While MMPA has been successfully used for a wide range of applications, from improving ADMET profile to enhancing on-target potency [3,4], generation of rule sets often involves averaging over multiple distinct molecular series and binding modes. This can result in transformations that are incompatible with the binding mode of the molecules of interest in the target protein structure.
Here we report the development of InteractionDB, a protein structure-informed molecular replacement tool. InteractionDB focuses on transformations that are expected to retain an interaction with a specific residue in the binding site of the target protein. Through mining protein-ligand contacts across PDB data for the target protein family using Arpeggio , ligand molecular fragments engaging the residues of interest in related proteins are identified as replacements to optimise input molecules.
Structurally equivalent residues are tracked across the target family using multiple sequence alignments from published literature, accounting for gaps and shifts in the sequences. The tool therefore can identify molecular fragments that have been experimentally demonstrated to engage residues that are aligned to those in the binding site of interest. Identified replacement fragments are then ranked according to their similarity to the fragment in the input molecule.

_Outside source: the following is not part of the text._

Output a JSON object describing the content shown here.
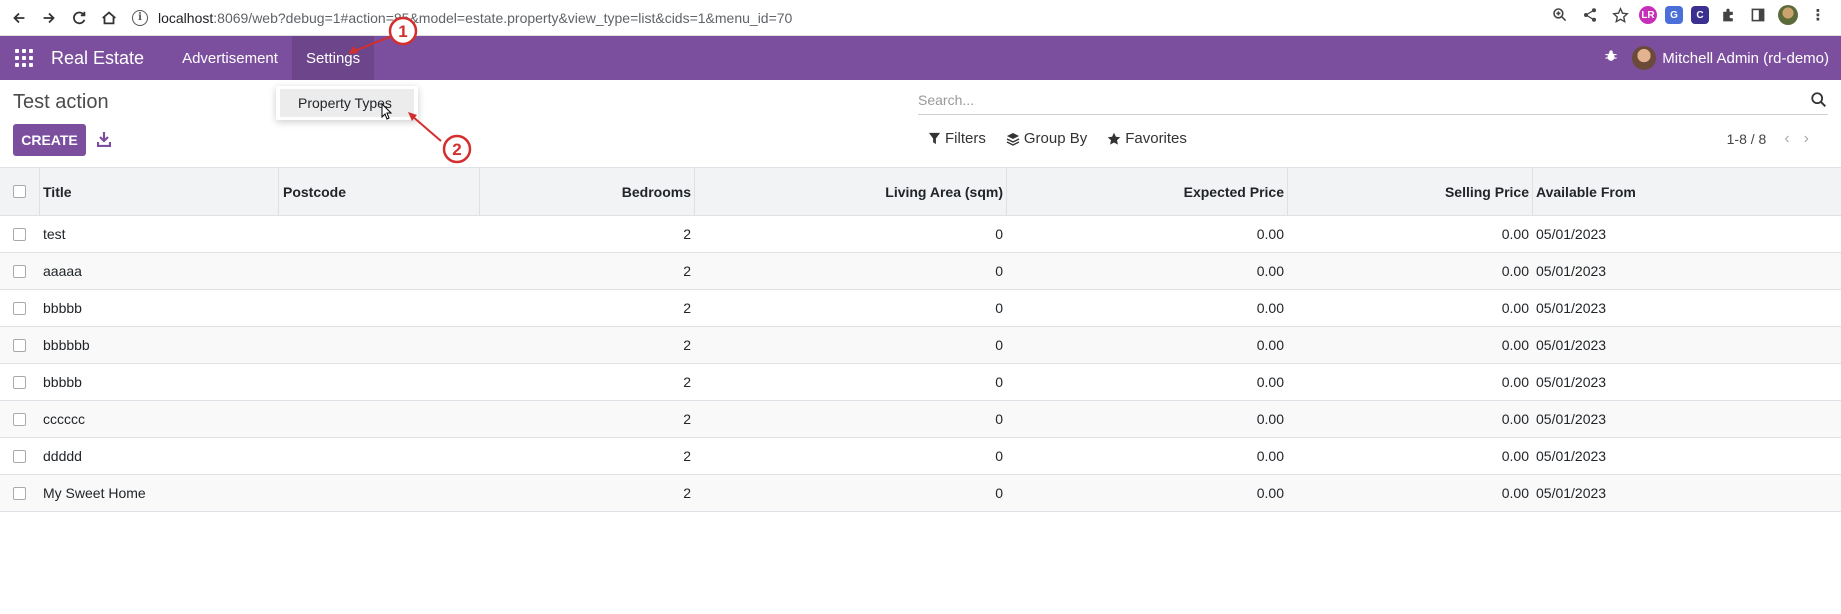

Structural data was mined for target protein families including human kinases and phosphodiesterases. Using published medicinal chemistry series reported in the literature, we demonstrate that InteractionDB can replicate molecular replacements that were successfully applied in series optimisation.
In this work we show that incorporating protein structural information in molecular replacements is a useful strategy for generating molecular design ideas that can account for compatibility within the binding site of the target protein.